BACK TO BASICS
Interesting the way a detail can work in different films. In Die Hard, Bruce Willis is a ridiculously tough hero, able to stand in rooms with a bunch of bad guys blasting bullets at him and leave them unscathed. The signifier for his essential humanity is the way his feet get cut by broken glass — the only time in the film he suffers injury.
Contrarily, we have Jodie Foster in Panic Room. Moved into a new place with her daughter, she’s very much vulnerable when the film kicks off. But as the story develops, and her daughter is threatened, she walks barefoot through a room with broken glass and, in full heroic mode at this point, is not troubled by pointy bits.
Some people are sniffy about Panic Room. Director David Fincher’s previous film was Fight Club, and its nebulous political satire suggested to some that Fincher was a man with something to say. Well, maybe, but that’s quite the burden to be shouldered with, and taking your own publicity seriously can lead to creative missteps — see what happened with David O. Russell and the dismal self-consciously meaningful I Heart Huckabees after the wonder that was Three Kings.
Panic Room is unashamedly a thriller, and a reminder of why Alfred Hitchcock spent his career at perfecting the form. The technical and storytelling chops needed to pull off an effective thriller mark out a director as being able to master any yarn they have an urge to tell.
There’s something of a sneer in the term ‘thriller’. The implication is that being thrilled is a baseline emotion, not as sophisticated as the delights of reflection, insight, or ennui, that other less physically active films seek to evoke. But really, thrillers go back to the roots of cinema, when audiences paid to be startled by fight scenes, daredevil tricks, and ladies strapped down in front of oncoming trains. Why not go further back still, to cave paintings, when bison would be depicted in an attempt to conjure them, and people would get excited and scared by the prospect of hunting for meat to feed the tribe.
That tribal sense is very much there in Panic Room. A mother and daughter are menaced by intruders, and rely on a safe room in the house to see them through. Only, mum is claustrophobic — and the daughter has diabetes, meaning sooner or later mum is going to have to leave the safety of the panic room to get her daughter’s insulin from elsewhere in the house.
Sure, the film thrives on technical excellence — bravura tracking shots through the house, sublime editing to get across what happens when mum leaves the room and the invaders try to get there ahead of her return, inventive ways to use the basic rules of the panic room itself. But none of that would mean a thing without the primal connection of mother and child. Bad people are trying to take Jodie Foster’s baby away from her, and nothing but nothing will get between them.
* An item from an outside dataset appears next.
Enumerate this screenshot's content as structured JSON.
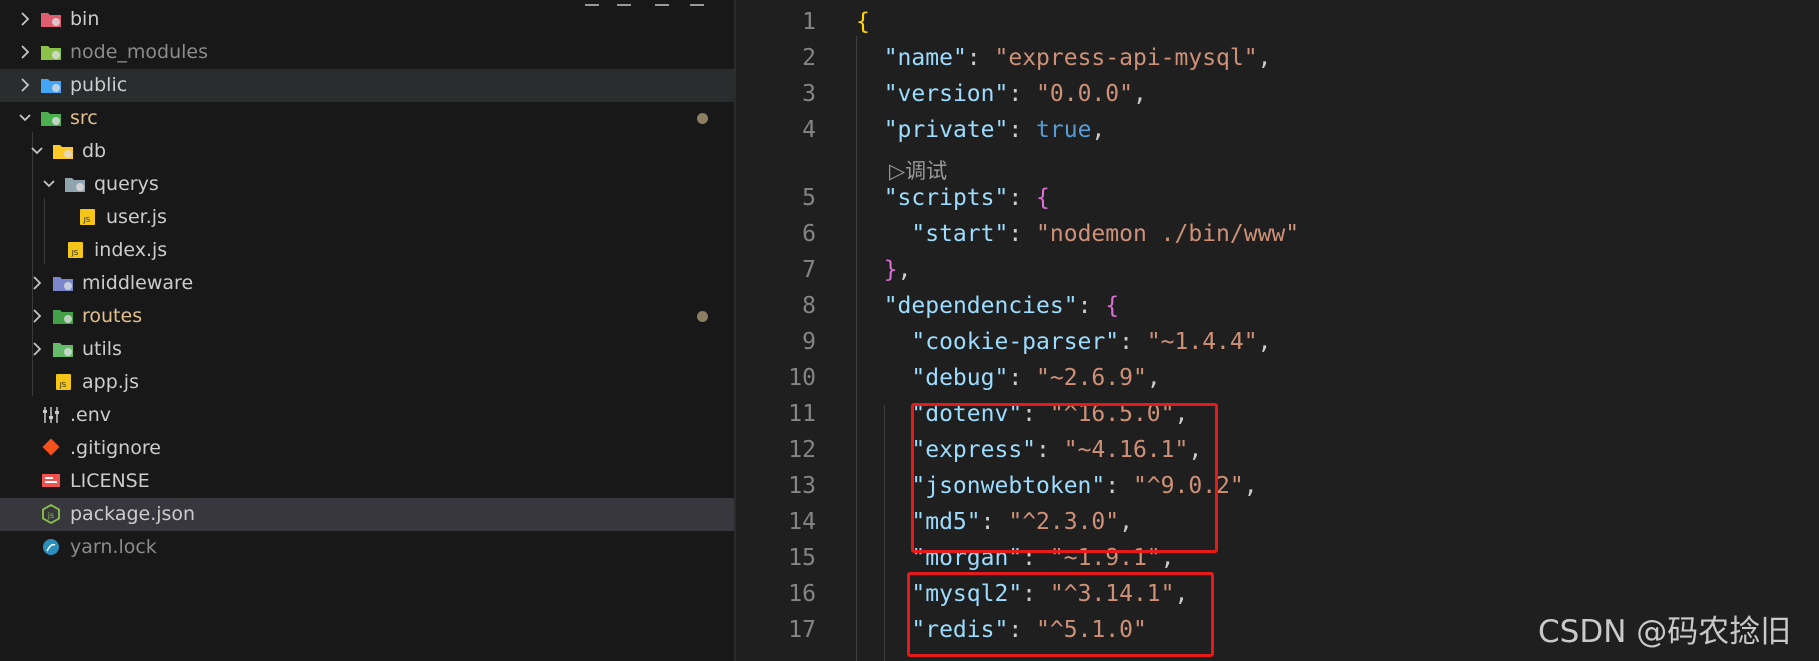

That bottom line is important to bear in mind. It’s easy to get lost in convoluted plotting and subtle motivations. But for real involving narrative, nothing beats tapping into fundamental emotions. For all his whizzbang tricks, David Fincher really gets that point, and everything in the film stems from that realisation.
Panic Room is a reminder of the visceral power of a straight line narrative where the stakes get higher and situations are reversed. I have yet to accomplish that feat in any of my writing, and seeing as I aspire to write quality thrillers, watching Panic Room again was a salutary reminder of how that job can be done with real flair and finesse.